I do not understand why cyclists run the risk in College Street traffic when there is a new cycleway running a parallel path. Any week day afternoon there are many cyclists weaving through the traffic in College Street and yet the cycleway is largely unused. Last Friday afternoon I witnessed an altercation between a driver and two cyclists at the William Street lights.

Something needs to be done. College Street is dangerous for cyclists and for drivers.

If the cycleway is badly designed and in the wrong place, admit defeat and move it so that it can be used, otherwise get rid of the cycleway. What is the point of retaining a cycleway that is not used?

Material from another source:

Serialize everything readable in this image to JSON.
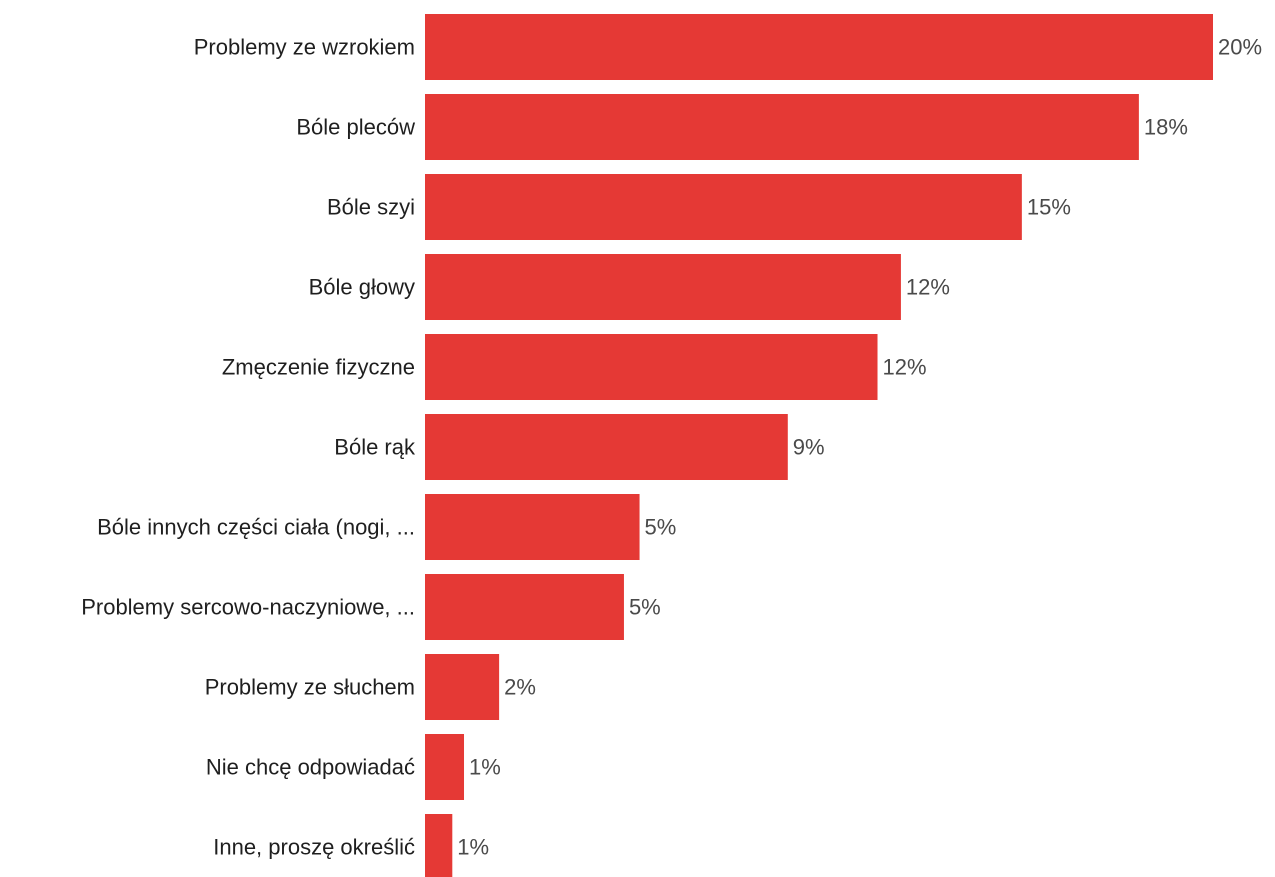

Finally, if the cycleway is to be retained, then cyclists should be forced to use it.

Sydney Cycleways and Greenslips

What is it about cycleways in the Sydney CBD? Cycleways have been installed at the expense of pedestrians and motorists. I think there is an issue with the design and location of the cycleways and I think there is an issue with the fact that cyclists do not bother to use them. It is rare to see a cyclist on the Kent street cycleway. Travelling south along College Street of an afternoon it is positively dangerous as cyclists compete with motor vehicles, running alongside an unused cycleway.

Perhaps cyclists need some encouragement to use cycleways. One way to encourage cyclists onto cycleways may be to legislate that cyclists injured in an accident with a motor vehicle do not have access to benefits under the CTP greenslip scheme if the accident occurred adjacent to a cycleway that the cyclist could or should have been using!